One such repository is APO (Analysis & Policy Observatory). APO offers a unique service that provides access to publicly available, full text content about public policy matters affecting Australia, New Zealand and beyond that may not be readily discoverable or otherwise preserved. Incorporating science and technology, natural and built environment, health, education and social issues, APO has a strong commitment to enhancing discovery of grey literature and aims to be a central repository for policy outputs that would otherwise fall through the gaps of governmental and research processes. At the time of writing, this repository contains over 38,000 resources and receives over 3 million page views and 350,000 downloads per annum.
APO was founded at Swinburne University of Technology in 2002 and continues to be hosted by Swinburne today. APO currently uses open-source content management software Drupal and is supported by an in-house web developer. APO is included on the Open Access Australasia Directory of Open Repositories, as well as OpenDOAR. Content published under the term ‘open access’ can vary along the spectrum of openness (SPARC, 2021). APO, being a curator of published content from numerous sources, and not the copyright owner of content they host, applies a level of openness according to the copyright terms set by the author or their institution. For example, where copyright permits, APO hosts full text content that may be all rights reserved, and yet free to read. Future use or re-use of such content is restricted to exceptions contained in the Copyright Act 1968 (Cth), or by permission of the copyright owner. Additionally, other full text content hosted by APO may be available under a Creative Commons licence, which permits greater use and re-use rights according to the relevant licence terms.

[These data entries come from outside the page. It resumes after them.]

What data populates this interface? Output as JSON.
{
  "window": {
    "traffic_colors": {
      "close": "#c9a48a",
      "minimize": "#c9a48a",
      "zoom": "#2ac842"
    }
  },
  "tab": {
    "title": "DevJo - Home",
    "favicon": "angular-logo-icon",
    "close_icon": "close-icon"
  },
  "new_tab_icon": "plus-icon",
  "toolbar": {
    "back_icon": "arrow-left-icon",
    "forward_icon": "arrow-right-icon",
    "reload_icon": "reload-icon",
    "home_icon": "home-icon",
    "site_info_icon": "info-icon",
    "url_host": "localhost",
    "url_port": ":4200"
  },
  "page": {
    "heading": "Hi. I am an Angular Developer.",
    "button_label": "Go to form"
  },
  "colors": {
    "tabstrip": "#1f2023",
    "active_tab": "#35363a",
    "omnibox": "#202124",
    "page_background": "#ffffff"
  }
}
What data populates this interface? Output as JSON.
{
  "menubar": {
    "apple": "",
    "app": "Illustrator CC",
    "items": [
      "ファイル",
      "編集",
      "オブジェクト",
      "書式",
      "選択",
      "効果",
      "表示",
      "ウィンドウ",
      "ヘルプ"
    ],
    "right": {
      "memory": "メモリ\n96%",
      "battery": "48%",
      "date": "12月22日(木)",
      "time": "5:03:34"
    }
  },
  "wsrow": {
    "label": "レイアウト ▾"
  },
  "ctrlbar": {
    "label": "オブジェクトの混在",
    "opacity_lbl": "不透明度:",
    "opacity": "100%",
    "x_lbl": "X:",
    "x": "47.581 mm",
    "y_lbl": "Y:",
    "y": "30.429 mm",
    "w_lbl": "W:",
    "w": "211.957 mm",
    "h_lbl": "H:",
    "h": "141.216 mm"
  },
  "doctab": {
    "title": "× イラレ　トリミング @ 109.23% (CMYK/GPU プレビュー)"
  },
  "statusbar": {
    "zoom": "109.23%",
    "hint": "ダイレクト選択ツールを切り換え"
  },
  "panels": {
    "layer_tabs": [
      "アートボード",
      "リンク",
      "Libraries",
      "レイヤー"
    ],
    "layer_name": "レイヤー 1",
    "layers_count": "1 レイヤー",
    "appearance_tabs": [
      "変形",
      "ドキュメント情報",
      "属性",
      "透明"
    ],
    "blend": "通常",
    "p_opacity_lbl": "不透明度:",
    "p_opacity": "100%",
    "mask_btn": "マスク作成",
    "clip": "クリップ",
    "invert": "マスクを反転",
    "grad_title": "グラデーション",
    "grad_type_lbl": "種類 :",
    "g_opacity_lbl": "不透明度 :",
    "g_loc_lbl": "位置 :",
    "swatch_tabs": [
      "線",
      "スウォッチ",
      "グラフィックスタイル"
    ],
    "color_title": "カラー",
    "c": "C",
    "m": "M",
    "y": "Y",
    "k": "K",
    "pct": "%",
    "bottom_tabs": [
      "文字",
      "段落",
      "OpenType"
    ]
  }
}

Access and dissemination of research reports and grey literature has been core business for APO since its inception, and it continues this work and advocacy today. While APO may not control the level of openness of the content it hosts, it manages and controls the type of content that is sourced and accepted by contributors, in line with open access principles and is guided by their Content Policy. For example, to improve the user experience, APO announced in 2019 it would no longer accept resources behind paywalls, and its collection guidelines “strongly prioritizes resources that are ... freely accessible” (APO 2021).

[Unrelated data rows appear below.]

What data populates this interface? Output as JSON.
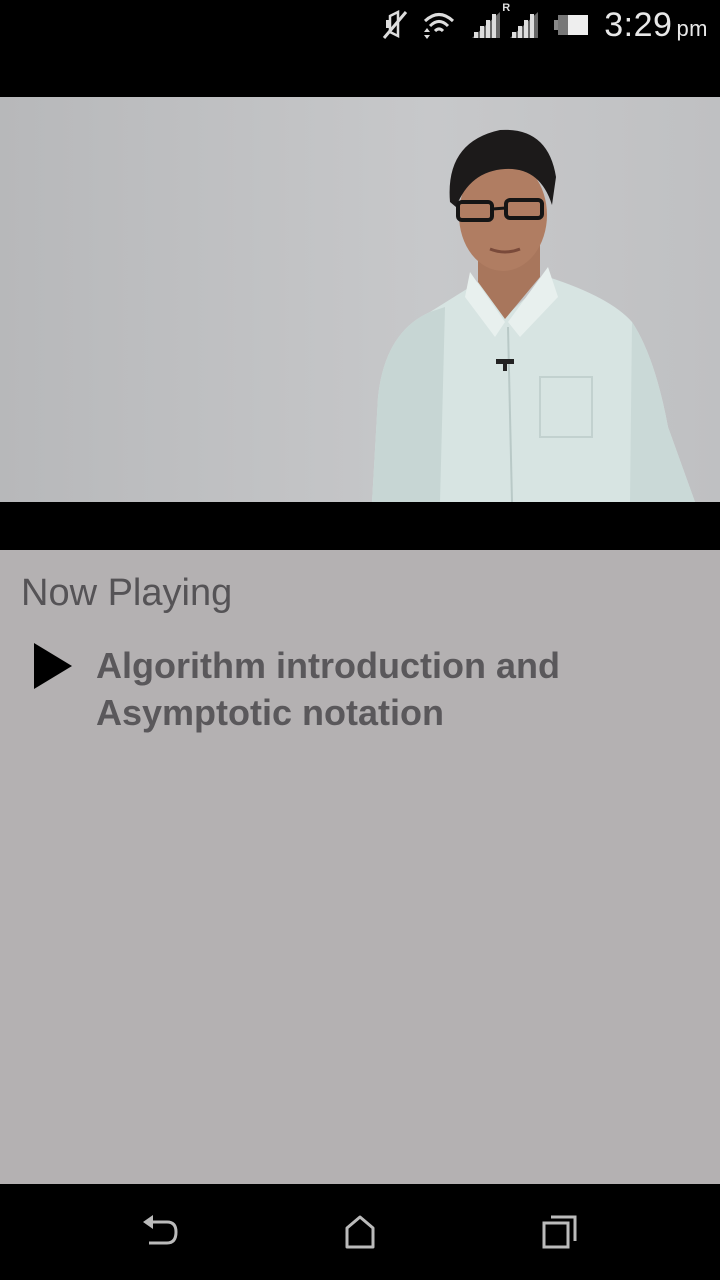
{
  "status_bar": {
    "time": "3:29",
    "ampm": "pm",
    "icons": [
      "mute-icon",
      "wifi-icon",
      "signal-icon",
      "roaming-signal-icon",
      "battery-icon"
    ],
    "roaming_label": "R"
  },
  "video": {
    "description_icon": "video-frame"
  },
  "now_playing": {
    "heading": "Now Playing",
    "items": [
      {
        "title": "Algorithm introduction and Asymptotic notation",
        "icon": "play-icon"
      }
    ]
  },
  "nav_bar": {
    "buttons": [
      "back-icon",
      "home-icon",
      "recents-icon"
    ]
  },
  "colors": {
    "panel_bg": "#b4b1b2",
    "text": "#5a585b",
    "bars": "#000000"
  }
}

APO has historically been funded largely by several Australian Research Council LIEF grants, as well as support from various university partners, including Swinburne University of Technology. While grant funding has been significant, there are long term challenges relating to sustainability due to a lack of certainty regarding recurrent funding. Further, the general requirement that grant applications incorporate new developments or projects to secure new funding mean that the core business activities and services themselves are not the focus of the funding.
APO’s longevity ensures the repository’s continued contribution to open research. With a long-term view to providing a sustainable repository, APO offers paid services to individuals (e.g. “My APO+ membership”) and groups, curated content options (including promotions and engagement activity), metrics, advertising, partnerships, and document preservation and archiving services for collections.
Using a creative funding strategy that draws on multiple funding sources ensures that there is no financial cost associated with either contributing content or having it included in APO’s collection, nor to the end-users accessing the content.
Dr Jessica Mackelprang is a Senior Lecturer in Psychological Sciences in the School of Health Sciences, Swinburne University of Technology, Melbourne, Australia.
The ability to connect private sector, not-for-profit organisations and citizens to academic literature is a testament to the power of APO as a platform. Dr Jessica Mackelprang’s research focuses on health and wellbeing among marginalised or minoritized communities. In August 2020, Dr Mackelprang published a fact sheet to APO called ‘Traumatic brain injury and homelessness’. The work was intended to be accessed and used not only by other researchers, but also by non-academic audiences, such as organisations that support people affected by homelessness, as well as disability and rehabilitation services.
Dr Mackelprang credits APO as a critical driver in the wide reach of the fact sheet to the intended audience. The fact sheet was amongst the top 10 downloaded items on APO in 2020, which is extraordinary given the niche content of the material.
Contributing content to APO and using APO’s DOI minting service has provided many advantages to Dr Mackelprang’s work. Having a persistent link ensures long-term findability and preservation of her work, which includes several non-traditional research outputs. The My APO+ service has allowed her to track and measure the views and downloads of her research, which are important metrics to demonstrate engagement with and reach of her research.